What started as peaceful protests over a proposed increase in the prices of public transportation in the capital city of Santiago quickly developed into something much more serious. The protests have evolved into a social movement that is exposing the deep-rooted anger that Chileans have over the inequalities in their country. Chileans are tired of being looked at as a model country in Latin America while they are forced to deal with stagnant wages, high illiteracy rates, a failing healthcare system, and inadequate pensions. The people are rising up against a government that has been content with maintaining inequalities throughout the country. One in three Chileans are employed informally or part-time, while young people and women are having the most difficulty finding sufficient employment. The Organization for Economic Co-Operation and Development has found that the inequality gap in Chile is 65% wider than average developed nations, with one of the largest income gaps between the top 10% and bottom 10% out of any country in the world. Elites are in control of Chile’s increasing wealth due to the fact that large corporations are the only beneficiaries of international trade. Only 2% of small and medium sized businesses trade internationally, while the large corporations dominate the global markets.
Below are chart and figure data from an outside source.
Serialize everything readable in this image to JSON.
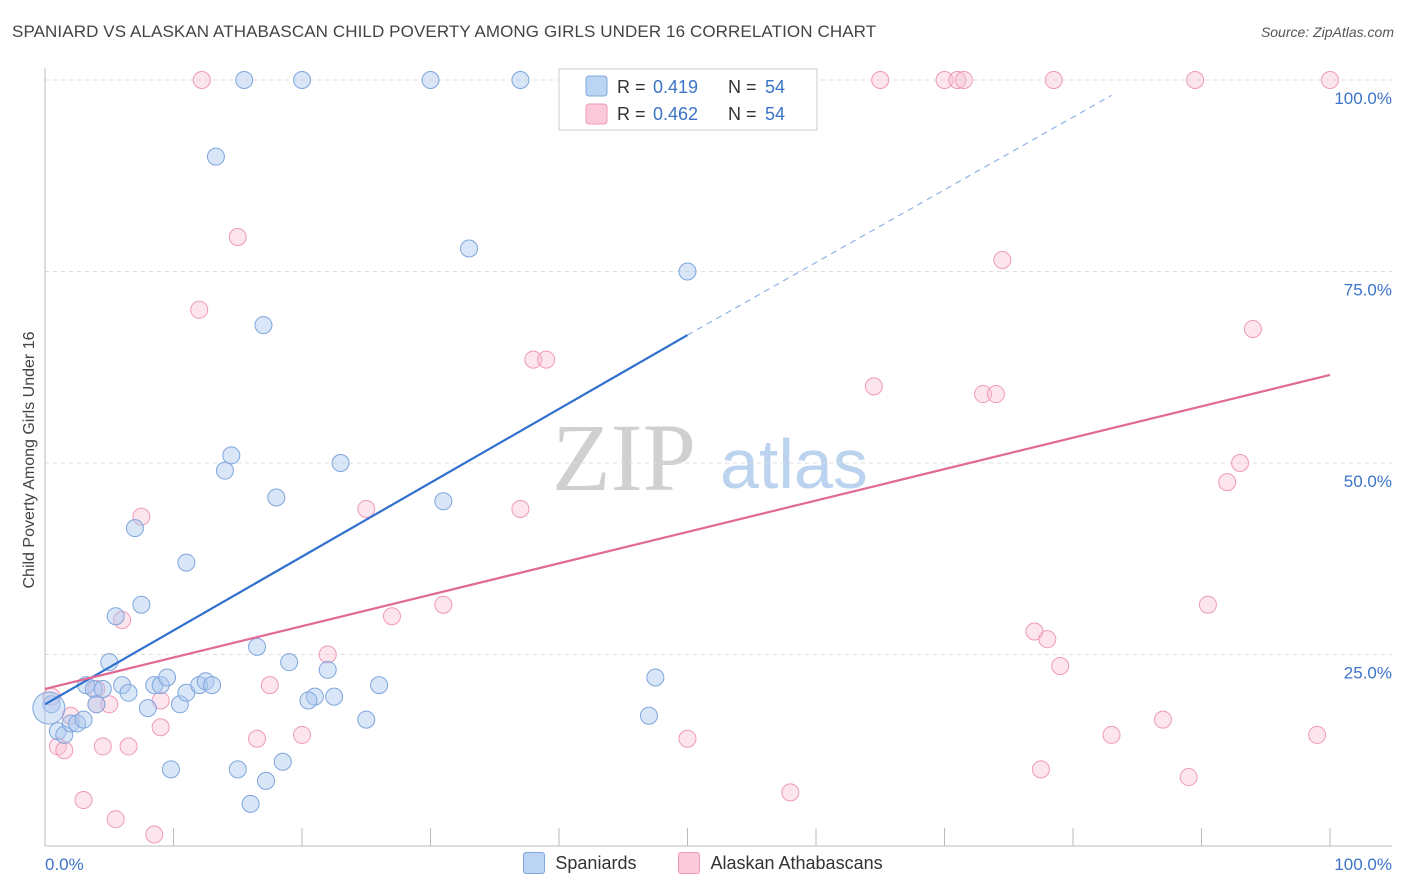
{
  "title": "SPANIARD VS ALASKAN ATHABASCAN CHILD POVERTY AMONG GIRLS UNDER 16 CORRELATION CHART",
  "source": "Source: ZipAtlas.com",
  "watermark": {
    "zip": "ZIP",
    "atlas": "atlas"
  },
  "legend": {
    "r_label": "R =",
    "n_label": "N =",
    "rows": [
      {
        "r": "0.419",
        "n": "54"
      },
      {
        "r": "0.462",
        "n": "54"
      }
    ]
  },
  "bottom_legend": [
    "Spaniards",
    "Alaskan Athabascans"
  ],
  "chart_data": {
    "type": "scatter",
    "title": "SPANIARD VS ALASKAN ATHABASCAN CHILD POVERTY AMONG GIRLS UNDER 16 CORRELATION CHART",
    "xlabel": "",
    "ylabel": "Child Poverty Among Girls Under 16",
    "xlim": [
      0,
      100
    ],
    "ylim": [
      0,
      100
    ],
    "x_tick_labels": [
      "0.0%",
      "100.0%"
    ],
    "y_tick_labels": [
      "25.0%",
      "50.0%",
      "75.0%",
      "100.0%"
    ],
    "y_ticks": [
      25,
      50,
      75,
      100
    ],
    "colors": {
      "Spaniards": "#6fa0e0",
      "Alaskan Athabascans": "#f08fb0",
      "Spaniards_line": "#2f6fce",
      "Alaskan Athabascans_line": "#e06a95"
    },
    "series": [
      {
        "name": "Spaniards",
        "r": 0.419,
        "n": 54,
        "trend": {
          "x0": 0,
          "y0": 18.5,
          "x1": 50,
          "y1": 66.7,
          "dashed_to_x": 83,
          "dashed_to_y": 98
        },
        "points": [
          [
            0.5,
            18.5
          ],
          [
            1,
            15
          ],
          [
            1.5,
            14.5
          ],
          [
            2,
            16
          ],
          [
            2.5,
            16
          ],
          [
            3,
            16.5
          ],
          [
            3.2,
            21
          ],
          [
            3.8,
            20.5
          ],
          [
            4,
            18.5
          ],
          [
            4.5,
            20.5
          ],
          [
            5,
            24
          ],
          [
            5.5,
            30
          ],
          [
            6,
            21
          ],
          [
            6.5,
            20
          ],
          [
            7,
            41.5
          ],
          [
            7.5,
            31.5
          ],
          [
            8,
            18
          ],
          [
            8.5,
            21
          ],
          [
            9,
            21
          ],
          [
            9.5,
            22
          ],
          [
            9.8,
            10
          ],
          [
            10.5,
            18.5
          ],
          [
            11,
            20
          ],
          [
            11,
            37
          ],
          [
            12,
            21
          ],
          [
            12.5,
            21.5
          ],
          [
            13,
            21
          ],
          [
            13.3,
            90
          ],
          [
            14,
            49
          ],
          [
            14.5,
            51
          ],
          [
            15,
            10
          ],
          [
            15.5,
            100
          ],
          [
            16,
            5.5
          ],
          [
            16.5,
            26
          ],
          [
            17,
            68
          ],
          [
            17.2,
            8.5
          ],
          [
            18,
            45.5
          ],
          [
            18.5,
            11
          ],
          [
            19,
            24
          ],
          [
            20,
            100
          ],
          [
            21,
            19.5
          ],
          [
            22,
            23
          ],
          [
            22.5,
            19.5
          ],
          [
            23,
            50
          ],
          [
            25,
            16.5
          ],
          [
            26,
            21
          ],
          [
            30,
            100
          ],
          [
            31,
            45
          ],
          [
            33,
            78
          ],
          [
            37,
            100
          ],
          [
            47,
            17
          ],
          [
            47.5,
            22
          ],
          [
            50,
            75
          ],
          [
            20.5,
            19
          ]
        ]
      },
      {
        "name": "Alaskan Athabascans",
        "r": 0.462,
        "n": 54,
        "trend": {
          "x0": 0,
          "y0": 20.5,
          "x1": 100,
          "y1": 61.5
        },
        "points": [
          [
            0.5,
            19.5
          ],
          [
            1,
            13
          ],
          [
            1.5,
            12.5
          ],
          [
            2,
            17
          ],
          [
            3,
            6
          ],
          [
            4,
            20.5
          ],
          [
            4,
            18.5
          ],
          [
            5,
            18.5
          ],
          [
            4.5,
            13
          ],
          [
            5.5,
            3.5
          ],
          [
            6,
            29.5
          ],
          [
            6.5,
            13
          ],
          [
            7.5,
            43
          ],
          [
            8.5,
            1.5
          ],
          [
            9,
            19
          ],
          [
            9,
            15.5
          ],
          [
            12,
            70
          ],
          [
            15,
            79.5
          ],
          [
            16.5,
            14
          ],
          [
            17.5,
            21
          ],
          [
            20,
            14.5
          ],
          [
            22,
            25
          ],
          [
            25,
            44
          ],
          [
            27,
            30
          ],
          [
            31,
            31.5
          ],
          [
            37,
            44
          ],
          [
            38,
            63.5
          ],
          [
            39,
            63.5
          ],
          [
            50,
            14
          ],
          [
            58,
            7
          ],
          [
            64.5,
            60
          ],
          [
            65,
            100
          ],
          [
            70,
            100
          ],
          [
            71,
            100
          ],
          [
            71.5,
            100
          ],
          [
            73,
            59
          ],
          [
            74,
            59
          ],
          [
            74.5,
            76.5
          ],
          [
            77,
            28
          ],
          [
            77.5,
            10
          ],
          [
            78,
            27
          ],
          [
            79,
            23.5
          ],
          [
            78.5,
            100
          ],
          [
            83,
            14.5
          ],
          [
            87,
            16.5
          ],
          [
            89,
            9
          ],
          [
            89.5,
            100
          ],
          [
            90.5,
            31.5
          ],
          [
            92,
            47.5
          ],
          [
            93,
            50
          ],
          [
            94,
            67.5
          ],
          [
            99,
            14.5
          ],
          [
            100,
            100
          ],
          [
            12.2,
            100
          ]
        ]
      }
    ]
  }
}
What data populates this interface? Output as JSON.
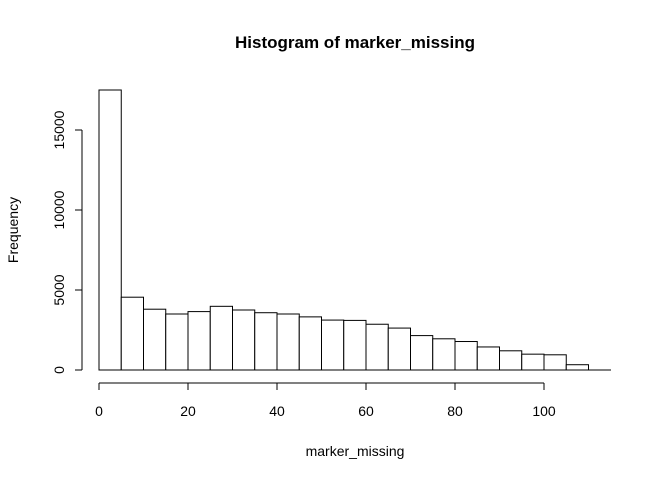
{
  "chart_data": {
    "type": "bar",
    "title": "Histogram of marker_missing",
    "xlabel": "marker_missing",
    "ylabel": "Frequency",
    "bin_width": 5,
    "bins": [
      {
        "start": 0,
        "end": 5,
        "count": 17500
      },
      {
        "start": 5,
        "end": 10,
        "count": 4550
      },
      {
        "start": 10,
        "end": 15,
        "count": 3800
      },
      {
        "start": 15,
        "end": 20,
        "count": 3500
      },
      {
        "start": 20,
        "end": 25,
        "count": 3650
      },
      {
        "start": 25,
        "end": 30,
        "count": 3980
      },
      {
        "start": 30,
        "end": 35,
        "count": 3750
      },
      {
        "start": 35,
        "end": 40,
        "count": 3580
      },
      {
        "start": 40,
        "end": 45,
        "count": 3500
      },
      {
        "start": 45,
        "end": 50,
        "count": 3320
      },
      {
        "start": 50,
        "end": 55,
        "count": 3120
      },
      {
        "start": 55,
        "end": 60,
        "count": 3100
      },
      {
        "start": 60,
        "end": 65,
        "count": 2860
      },
      {
        "start": 65,
        "end": 70,
        "count": 2620
      },
      {
        "start": 70,
        "end": 75,
        "count": 2150
      },
      {
        "start": 75,
        "end": 80,
        "count": 1950
      },
      {
        "start": 80,
        "end": 85,
        "count": 1780
      },
      {
        "start": 85,
        "end": 90,
        "count": 1440
      },
      {
        "start": 90,
        "end": 95,
        "count": 1200
      },
      {
        "start": 95,
        "end": 100,
        "count": 990
      },
      {
        "start": 100,
        "end": 105,
        "count": 950
      },
      {
        "start": 105,
        "end": 110,
        "count": 330
      },
      {
        "start": 110,
        "end": 115,
        "count": 0
      }
    ],
    "xlim": [
      0,
      115
    ],
    "ylim": [
      0,
      17500
    ],
    "x_ticks": [
      0,
      20,
      40,
      60,
      80,
      100
    ],
    "x_tick_labels": [
      "0",
      "20",
      "40",
      "60",
      "80",
      "100"
    ],
    "y_ticks": [
      0,
      5000,
      10000,
      15000
    ],
    "y_tick_labels": [
      "0",
      "5000",
      "10000",
      "15000"
    ],
    "grid": false,
    "legend": "none"
  }
}
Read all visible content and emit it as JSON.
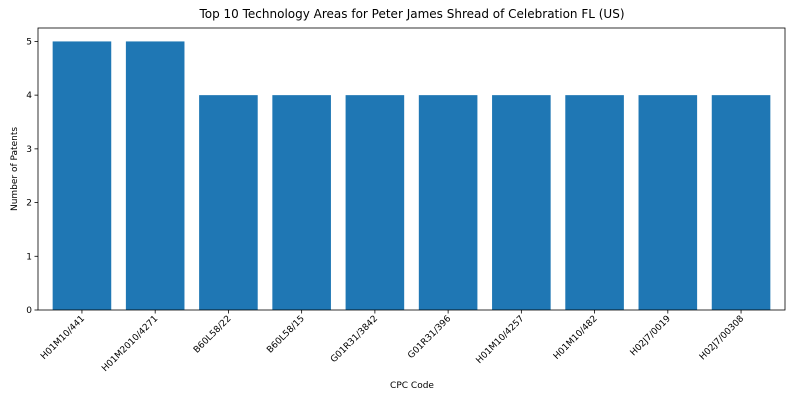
{
  "chart_data": {
    "type": "bar",
    "title": "Top 10 Technology Areas for Peter James Shread of Celebration FL (US)",
    "xlabel": "CPC Code",
    "ylabel": "Number of Patents",
    "categories": [
      "H01M10/441",
      "H01M2010/4271",
      "B60L58/22",
      "B60L58/15",
      "G01R31/3842",
      "G01R31/396",
      "H01M10/4257",
      "H01M10/482",
      "H02J7/0019",
      "H02J7/00308"
    ],
    "values": [
      5,
      5,
      4,
      4,
      4,
      4,
      4,
      4,
      4,
      4
    ],
    "ylim": [
      0,
      5.25
    ],
    "yticks": [
      0,
      1,
      2,
      3,
      4,
      5
    ],
    "grid": false,
    "legend": "none",
    "bar_color": "#1f77b4"
  }
}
Chileans across the country have decided that they will no longer stand for the inequalities that they face. While the majority of protests are happening in Santiago, right on the streets outside of federal government buildings and the presidential house of Sebastián Piñera, protests have also begun across cities nation-wide. Schools have been forced to close, flights have been cancelled throughout the country, and entire sections of cities are paralyzed by the violence. So far, sixteen citizens have died in the protests. The scenes of military forces deployed in the streets invoke imagery of Pinochet’s military rule thirty years ago. The protests in Chile come as a shock to the world, as a nation that seemed secure relative to its neighbors, has become unstable once again. The Chilean protests will undoubtedly contribute to the greater global conversation of societal inequalities and the ever-growing gap between the wealthy and the impoverished.